Scotland’s hydrogen production and export potential could be significantly accelerated with the development of a purpose-built marine pipeline according to a report published by the Net Zero Technology Centre (NZTC).
NZTC’s Hydrogen Backbone Link project explored the critical hydrogen transport infrastructure required to deliver a cost-effective pipeline solution which would position Scotland as a front runner in the development of a pan-European hydrogen infrastructure for export.
The project, which received funding from the Scottish Government’s Energy Transition Fund (ETF) and match funding from industry, examined the repurposing of existing oil and gas infrastructure before determining that a new purpose-built marine pipeline link to Europe is the optimal route to market for Scotland’s green hydrogen.
The new pipeline could enable Scotland to meet up to 10% of Europe’s projected hydrogen import demand by the mid-2030s. Through ongoing investment in additional infrastructure, it could maintain this proportion of export beyond 2045, helping Scottish Government meet its green export ambition and facilitating continental Europe’s industrial decarbonisation.
Delivering the Hydrogen Backbone Link could result in more than 700 Scottish jobs and act as an enabler for new and existing green hydrogen projects, supporting up to a further 300,000 jobs in the green economy.

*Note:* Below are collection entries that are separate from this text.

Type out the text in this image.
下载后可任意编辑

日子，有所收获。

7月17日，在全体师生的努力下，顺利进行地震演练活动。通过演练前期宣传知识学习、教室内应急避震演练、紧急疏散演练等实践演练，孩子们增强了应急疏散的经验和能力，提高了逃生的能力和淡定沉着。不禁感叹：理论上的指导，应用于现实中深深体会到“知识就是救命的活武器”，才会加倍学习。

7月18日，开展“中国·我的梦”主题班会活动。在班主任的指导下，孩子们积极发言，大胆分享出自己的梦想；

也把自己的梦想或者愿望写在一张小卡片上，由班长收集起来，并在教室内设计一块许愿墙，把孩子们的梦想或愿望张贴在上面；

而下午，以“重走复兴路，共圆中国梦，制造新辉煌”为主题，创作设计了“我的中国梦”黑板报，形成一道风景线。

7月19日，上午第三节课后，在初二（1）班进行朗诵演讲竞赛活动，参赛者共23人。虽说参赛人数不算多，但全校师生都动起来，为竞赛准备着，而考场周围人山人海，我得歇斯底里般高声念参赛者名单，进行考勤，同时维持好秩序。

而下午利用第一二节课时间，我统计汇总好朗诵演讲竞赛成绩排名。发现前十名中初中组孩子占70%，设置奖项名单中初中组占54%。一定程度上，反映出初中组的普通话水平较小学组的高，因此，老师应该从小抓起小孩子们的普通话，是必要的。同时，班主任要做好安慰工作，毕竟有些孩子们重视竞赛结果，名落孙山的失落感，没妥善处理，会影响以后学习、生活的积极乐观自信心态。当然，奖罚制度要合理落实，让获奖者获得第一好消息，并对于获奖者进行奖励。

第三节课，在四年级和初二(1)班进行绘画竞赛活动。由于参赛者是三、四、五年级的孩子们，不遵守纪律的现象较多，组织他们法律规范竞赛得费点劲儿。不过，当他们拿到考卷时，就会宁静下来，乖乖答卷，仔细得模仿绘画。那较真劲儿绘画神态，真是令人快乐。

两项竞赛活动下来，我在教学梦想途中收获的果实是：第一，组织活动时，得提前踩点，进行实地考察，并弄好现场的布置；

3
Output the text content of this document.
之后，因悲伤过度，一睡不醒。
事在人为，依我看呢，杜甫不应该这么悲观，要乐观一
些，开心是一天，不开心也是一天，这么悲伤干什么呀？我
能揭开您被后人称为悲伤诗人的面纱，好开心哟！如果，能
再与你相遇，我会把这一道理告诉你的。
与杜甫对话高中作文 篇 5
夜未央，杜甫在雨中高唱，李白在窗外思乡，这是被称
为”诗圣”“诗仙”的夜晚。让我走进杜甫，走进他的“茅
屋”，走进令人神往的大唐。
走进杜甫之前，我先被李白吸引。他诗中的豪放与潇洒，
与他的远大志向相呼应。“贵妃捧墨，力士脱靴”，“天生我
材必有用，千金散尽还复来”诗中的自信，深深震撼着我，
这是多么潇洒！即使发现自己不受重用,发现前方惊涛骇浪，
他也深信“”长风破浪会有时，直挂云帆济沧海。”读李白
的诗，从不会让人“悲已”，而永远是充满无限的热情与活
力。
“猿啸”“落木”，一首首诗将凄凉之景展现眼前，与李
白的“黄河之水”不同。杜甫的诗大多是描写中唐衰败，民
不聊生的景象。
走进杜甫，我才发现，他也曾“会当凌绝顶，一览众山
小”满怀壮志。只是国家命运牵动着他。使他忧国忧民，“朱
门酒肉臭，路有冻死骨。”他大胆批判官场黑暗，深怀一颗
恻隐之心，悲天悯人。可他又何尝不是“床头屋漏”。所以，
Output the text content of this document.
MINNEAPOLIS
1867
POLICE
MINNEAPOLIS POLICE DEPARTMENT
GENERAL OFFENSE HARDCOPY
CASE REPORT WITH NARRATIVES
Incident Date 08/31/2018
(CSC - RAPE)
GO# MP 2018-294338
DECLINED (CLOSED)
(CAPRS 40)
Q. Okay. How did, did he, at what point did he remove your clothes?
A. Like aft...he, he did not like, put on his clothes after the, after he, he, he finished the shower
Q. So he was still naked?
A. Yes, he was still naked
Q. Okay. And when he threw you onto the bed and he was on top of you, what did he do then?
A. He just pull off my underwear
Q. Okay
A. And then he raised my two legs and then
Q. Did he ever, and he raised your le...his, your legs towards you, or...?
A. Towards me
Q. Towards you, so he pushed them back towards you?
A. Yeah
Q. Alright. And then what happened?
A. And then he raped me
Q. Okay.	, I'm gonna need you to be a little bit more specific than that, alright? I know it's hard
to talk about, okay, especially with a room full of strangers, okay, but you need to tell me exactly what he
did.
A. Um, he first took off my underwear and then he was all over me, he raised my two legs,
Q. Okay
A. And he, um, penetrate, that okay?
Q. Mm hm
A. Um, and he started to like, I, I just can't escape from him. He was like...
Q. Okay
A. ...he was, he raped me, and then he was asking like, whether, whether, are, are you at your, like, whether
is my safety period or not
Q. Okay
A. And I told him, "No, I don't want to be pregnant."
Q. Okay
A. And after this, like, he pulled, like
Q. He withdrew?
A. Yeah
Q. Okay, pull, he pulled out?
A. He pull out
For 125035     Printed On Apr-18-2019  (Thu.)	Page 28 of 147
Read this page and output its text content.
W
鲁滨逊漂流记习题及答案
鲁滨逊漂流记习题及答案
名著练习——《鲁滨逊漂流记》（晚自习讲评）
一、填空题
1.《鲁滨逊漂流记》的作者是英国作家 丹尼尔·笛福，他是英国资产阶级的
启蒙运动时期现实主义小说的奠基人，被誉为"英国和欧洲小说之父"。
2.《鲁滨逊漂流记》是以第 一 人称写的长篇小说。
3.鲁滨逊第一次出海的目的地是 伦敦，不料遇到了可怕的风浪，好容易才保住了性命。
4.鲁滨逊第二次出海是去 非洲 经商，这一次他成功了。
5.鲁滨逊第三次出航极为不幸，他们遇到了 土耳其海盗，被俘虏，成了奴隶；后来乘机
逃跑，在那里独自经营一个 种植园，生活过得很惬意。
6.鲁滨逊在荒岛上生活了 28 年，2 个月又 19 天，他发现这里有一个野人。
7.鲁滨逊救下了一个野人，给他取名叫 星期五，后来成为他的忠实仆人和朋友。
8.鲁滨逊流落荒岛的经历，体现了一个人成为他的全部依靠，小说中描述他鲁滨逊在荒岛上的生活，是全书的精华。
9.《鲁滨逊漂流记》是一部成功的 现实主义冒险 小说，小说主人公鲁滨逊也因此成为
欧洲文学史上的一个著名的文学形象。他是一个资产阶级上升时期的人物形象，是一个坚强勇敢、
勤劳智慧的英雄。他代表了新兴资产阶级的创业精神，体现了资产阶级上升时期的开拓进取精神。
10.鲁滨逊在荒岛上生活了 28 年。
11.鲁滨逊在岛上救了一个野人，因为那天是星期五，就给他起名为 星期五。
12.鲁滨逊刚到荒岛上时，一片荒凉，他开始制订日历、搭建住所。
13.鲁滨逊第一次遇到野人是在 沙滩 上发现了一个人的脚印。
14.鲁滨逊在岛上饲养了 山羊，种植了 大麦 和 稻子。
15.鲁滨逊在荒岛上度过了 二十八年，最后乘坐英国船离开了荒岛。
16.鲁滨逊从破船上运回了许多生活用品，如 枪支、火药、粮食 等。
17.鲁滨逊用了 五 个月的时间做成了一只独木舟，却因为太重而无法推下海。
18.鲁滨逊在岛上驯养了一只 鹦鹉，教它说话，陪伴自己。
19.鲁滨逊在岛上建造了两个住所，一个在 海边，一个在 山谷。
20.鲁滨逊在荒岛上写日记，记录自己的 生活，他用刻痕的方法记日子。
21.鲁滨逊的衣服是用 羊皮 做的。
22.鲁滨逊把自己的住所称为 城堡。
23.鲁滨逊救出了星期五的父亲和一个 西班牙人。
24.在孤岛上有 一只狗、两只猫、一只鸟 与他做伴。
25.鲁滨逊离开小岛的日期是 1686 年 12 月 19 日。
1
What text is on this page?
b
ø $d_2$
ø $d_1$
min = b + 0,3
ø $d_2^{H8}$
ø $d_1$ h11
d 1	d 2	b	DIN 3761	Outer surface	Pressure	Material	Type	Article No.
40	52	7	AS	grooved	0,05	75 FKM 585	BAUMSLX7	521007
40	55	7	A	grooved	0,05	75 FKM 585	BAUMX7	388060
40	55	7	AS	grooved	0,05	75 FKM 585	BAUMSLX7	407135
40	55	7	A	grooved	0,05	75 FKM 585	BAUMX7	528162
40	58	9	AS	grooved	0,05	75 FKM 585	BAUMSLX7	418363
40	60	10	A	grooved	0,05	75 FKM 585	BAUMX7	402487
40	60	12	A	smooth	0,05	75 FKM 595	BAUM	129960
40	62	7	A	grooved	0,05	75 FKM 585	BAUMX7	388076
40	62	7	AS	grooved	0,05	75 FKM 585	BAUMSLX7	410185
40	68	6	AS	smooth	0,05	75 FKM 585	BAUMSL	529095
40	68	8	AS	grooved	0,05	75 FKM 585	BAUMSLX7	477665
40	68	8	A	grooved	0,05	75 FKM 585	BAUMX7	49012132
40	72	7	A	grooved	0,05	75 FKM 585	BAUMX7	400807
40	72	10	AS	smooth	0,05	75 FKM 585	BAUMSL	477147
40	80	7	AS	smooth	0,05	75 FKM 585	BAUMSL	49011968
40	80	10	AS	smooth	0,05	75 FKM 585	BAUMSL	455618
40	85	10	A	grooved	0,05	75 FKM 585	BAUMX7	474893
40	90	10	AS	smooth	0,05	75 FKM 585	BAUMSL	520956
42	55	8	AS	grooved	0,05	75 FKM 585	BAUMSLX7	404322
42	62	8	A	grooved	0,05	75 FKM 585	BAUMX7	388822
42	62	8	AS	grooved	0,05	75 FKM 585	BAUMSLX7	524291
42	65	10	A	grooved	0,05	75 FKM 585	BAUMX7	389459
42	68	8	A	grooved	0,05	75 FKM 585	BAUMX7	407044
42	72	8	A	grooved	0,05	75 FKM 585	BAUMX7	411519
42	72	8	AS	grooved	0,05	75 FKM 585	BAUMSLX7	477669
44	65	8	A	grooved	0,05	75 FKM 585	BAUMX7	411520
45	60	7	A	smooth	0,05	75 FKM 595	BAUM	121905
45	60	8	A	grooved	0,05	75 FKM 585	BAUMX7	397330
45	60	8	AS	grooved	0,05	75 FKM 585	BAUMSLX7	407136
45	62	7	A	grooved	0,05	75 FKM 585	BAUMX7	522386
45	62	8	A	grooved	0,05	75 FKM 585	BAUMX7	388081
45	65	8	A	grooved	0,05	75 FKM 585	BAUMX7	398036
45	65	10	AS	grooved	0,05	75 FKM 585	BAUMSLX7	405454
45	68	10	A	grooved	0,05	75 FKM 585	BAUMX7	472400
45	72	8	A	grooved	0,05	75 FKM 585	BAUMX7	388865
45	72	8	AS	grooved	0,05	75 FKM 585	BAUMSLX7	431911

To achieve this, and to capture a share of the growing market, the report makes the following key recommendations:
• Rapid acceleration of public and private investment to deliver the backbone pipeline
• Continued investment in hydrogen and wind deployments to deliver security of supply
• Development of a National Energy Storage Strategy
• Cross-border policy and standards alignment
• Financial support to accelerate technology development and infrastructure deployment to turn vision into reality.
Callum Milne, Hydrogen Backbone Link Project Manager at the Net Zero Technology Centre said: “Scotland is poised to utilise its abundant natural resources, skilled workforce and proximity to an energy hungry market in north-west Europe but to maximise this, will take accelerated and increased government and industry investment, rapid development of infrastructure and cross border collaboration over the next decade.
“The Hydrogen Backbone Link (HBL) project is a key early enabler for this, providing cost-effective transportation to market for Scottish hydrogen producers and supporting the transition to a low-carbon energy system.”
Scottish Government Energy Secretary, Neil Gray, said: “The Scottish Government recognises the importance of developing hydrogen pipelines to unlock Scotland’s export potential. We want to work collaboratively with partners across Europe to advance infrastructure which ensures security of supply in Europe and positions the North Sea as a centre for low-cost hydrogen production.
“The Scottish Government supports the Hydrogen Backbone Link project because it gives valuable insight into the viability of repurposing or developing new pipelines. This can help us understand any barriers where government support is required to unlock investment and realise Scotland’s export potential.”
The project has received support from funding partners including Shetland Island Council, EnQuest, Kellas Midstream, Crown Estate Scotland and Shell, contributing members Xodus, DNV-GL, Wood., Wood Mackenzie and Worley, and strategic partners National Grid and SGN.
Phase two of the project will examine the next steps required to progress to construction and start-up of the Hydrogen Backbone Link.